Marta Lee’nin tabloları, dijital çağın gerçeklik ölçüsünü yeniden tanımlıyor — ne ekran çözünürlüğüyle, ne haber akışlarıyla, ne de algoritmik renkle. Onunki, tamamen elle dokunulmuş bir dünya.
🎨 Gerçekliğin Ölçüsü: 1:1
Lee’nin en etkileyici özelliği, nesneleri birebir ölçekle resmetmesi. Bir fiş, bir kaset kapağı, örgü bir kumaş… Hepsi hayattaki boyutlarıyla aynı. Bu karar, izleyiciyle sanatçı arasında bir sözleşme gibi: “Bu dünya ortak. Ben buradayım. Sen de varsın.” Her tablo, gündelik eşyalarla örülmüş küçük bir kozmos gibi duruyor. Renkler — ekranda göründüğünden çok daha yumuşak — izleyiciyi görsel bir sessizliğe davet ediyor. Chan’in deyimiyle, “bir halk Tiepolo’su” gibi; barok derinliğin yerini ev içi samimiyet alıyor.

🧺 Obje, Anı, Evren
Lee’nin natürmortları, bir araya getirilmiş eşyalardan çok kişisel bir zaman haritası. Yığılmış kutular, yarım bırakılmış el işi iplikleri, tatlı kutuları… Tüm bu düzenlemeler, gündeliğin sıradanlığıyla hafızanın ritüeli arasında gidip geliyor. Bir tabloya bakarken, sanki sanatçı kendine bir Nuh’un Gemisi inşa ediyor: Her resim, kurtarılacak bir anıyı taşıyor. Her obje, “ben buradaydım” diyen bir tanıklık gibi.

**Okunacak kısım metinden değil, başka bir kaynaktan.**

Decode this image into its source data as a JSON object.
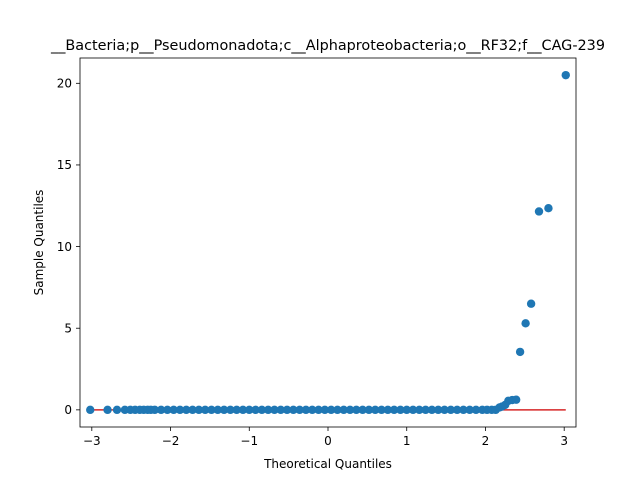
{
  "chart_data": {
    "type": "scatter",
    "title": "__Bacteria;p__Pseudomonadota;c__Alphaproteobacteria;o__RF32;f__CAG-239",
    "xlabel": "Theoretical Quantiles",
    "ylabel": "Sample Quantiles",
    "xlim": [
      -3.15,
      3.15
    ],
    "ylim": [
      -1.05,
      21.55
    ],
    "xticks": [
      -3,
      -2,
      -1,
      0,
      1,
      2,
      3
    ],
    "yticks": [
      0,
      5,
      10,
      15,
      20
    ],
    "grid": false,
    "series": [
      {
        "kind": "points",
        "color": "#1f77b4",
        "points": [
          [
            -3.02,
            0.0
          ],
          [
            -2.8,
            0.0
          ],
          [
            -2.68,
            0.0
          ],
          [
            -2.58,
            0.0
          ],
          [
            -2.51,
            0.0
          ],
          [
            -2.45,
            0.0
          ],
          [
            -2.39,
            0.0
          ],
          [
            -2.34,
            0.0
          ],
          [
            -2.29,
            0.0
          ],
          [
            -2.25,
            0.0
          ],
          [
            -2.2,
            0.0
          ],
          [
            -2.12,
            0.0
          ],
          [
            -2.04,
            0.0
          ],
          [
            -1.96,
            0.0
          ],
          [
            -1.88,
            0.0
          ],
          [
            -1.8,
            0.0
          ],
          [
            -1.72,
            0.0
          ],
          [
            -1.64,
            0.0
          ],
          [
            -1.56,
            0.0
          ],
          [
            -1.48,
            0.0
          ],
          [
            -1.4,
            0.0
          ],
          [
            -1.32,
            0.0
          ],
          [
            -1.24,
            0.0
          ],
          [
            -1.16,
            0.0
          ],
          [
            -1.08,
            0.0
          ],
          [
            -1.0,
            0.0
          ],
          [
            -0.92,
            0.0
          ],
          [
            -0.84,
            0.0
          ],
          [
            -0.76,
            0.0
          ],
          [
            -0.68,
            0.0
          ],
          [
            -0.6,
            0.0
          ],
          [
            -0.52,
            0.0
          ],
          [
            -0.44,
            0.0
          ],
          [
            -0.36,
            0.0
          ],
          [
            -0.28,
            0.0
          ],
          [
            -0.2,
            0.0
          ],
          [
            -0.12,
            0.0
          ],
          [
            -0.04,
            0.0
          ],
          [
            0.04,
            0.0
          ],
          [
            0.12,
            0.0
          ],
          [
            0.2,
            0.0
          ],
          [
            0.28,
            0.0
          ],
          [
            0.36,
            0.0
          ],
          [
            0.44,
            0.0
          ],
          [
            0.52,
            0.0
          ],
          [
            0.6,
            0.0
          ],
          [
            0.68,
            0.0
          ],
          [
            0.76,
            0.0
          ],
          [
            0.84,
            0.0
          ],
          [
            0.92,
            0.0
          ],
          [
            1.0,
            0.0
          ],
          [
            1.08,
            0.0
          ],
          [
            1.16,
            0.0
          ],
          [
            1.24,
            0.0
          ],
          [
            1.32,
            0.0
          ],
          [
            1.4,
            0.0
          ],
          [
            1.48,
            0.0
          ],
          [
            1.56,
            0.0
          ],
          [
            1.64,
            0.0
          ],
          [
            1.72,
            0.0
          ],
          [
            1.8,
            0.0
          ],
          [
            1.88,
            0.0
          ],
          [
            1.96,
            0.0
          ],
          [
            2.02,
            0.0
          ],
          [
            2.08,
            0.0
          ],
          [
            2.13,
            0.0
          ],
          [
            2.18,
            0.15
          ],
          [
            2.21,
            0.2
          ],
          [
            2.25,
            0.3
          ],
          [
            2.29,
            0.55
          ],
          [
            2.34,
            0.6
          ],
          [
            2.39,
            0.62
          ],
          [
            2.44,
            3.55
          ],
          [
            2.51,
            5.3
          ],
          [
            2.58,
            6.5
          ],
          [
            2.68,
            12.15
          ],
          [
            2.8,
            12.35
          ],
          [
            3.02,
            20.5
          ]
        ]
      },
      {
        "kind": "line",
        "color": "#d62728",
        "points": [
          [
            -3.02,
            0.0
          ],
          [
            3.02,
            0.0
          ]
        ]
      }
    ]
  }
}
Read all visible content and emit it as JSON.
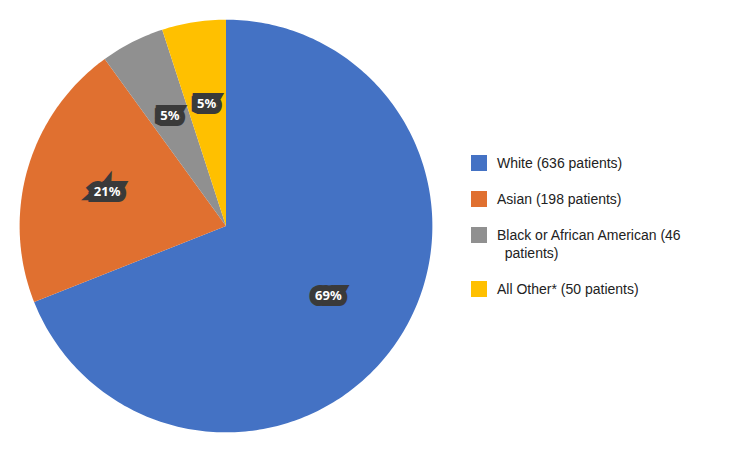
{
  "chart_data": {
    "type": "pie",
    "categories": [
      "White (636 patients)",
      "Asian (198 patients)",
      "Black or African American (46\n  patients)",
      "All Other* (50 patients)"
    ],
    "values": [
      69,
      21,
      5,
      5
    ],
    "value_labels": [
      "69%",
      "21%",
      "5%",
      "5%"
    ],
    "colors": [
      "#4472c4",
      "#e07030",
      "#909090",
      "#ffc000"
    ],
    "data_labels": true,
    "legend": "right",
    "tick_labels": false
  }
}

🖼️ Dijitalin Karşısında “IRL”
Ekranda baktığınızda renkler yanılıyor; ölçü bozuluyor. Gerçek mekânda ise boyut, ışık ve mesafe izleyiciyi sahneye dahil ediyor. Lee’nin tabloları “izlenmek” için değil, var olunmak için yapılmış. IRL (In Real Life) burada sadece bir fiziksel alan değil; bir etik duruş. Dijital dünyanın kaypaklığında, Lee’nin resimleri “yer tutma” eylemine dönüşüyor —bir direniş biçimi: “Gerçeği terk etmiyorum. Buradayım.”
📍 Sergi Bilgisi
Marta Lee: 11:11
📍 Tappeto Volante, 126 13th Street, Gowanus, Brooklyn
🗓️ 2 Kasım 2025’e kadar
🎨 Acrylic, crayon, oil ve pastel karışımlarıyla yeni işler
💬 Apartman No:26 Notu
Marta Lee, gündelik eşyaları resmederken “modern gerçekliğin nabzını” tutuyor. Dijital çağda elle yapılmış her fırça darbesi, bir tür varoluş beyanı. “11:11” sergisi, hatırlamanın, yavaşlamanın ve gerçek olmanın güzelliğini yeniden tanımlıyor.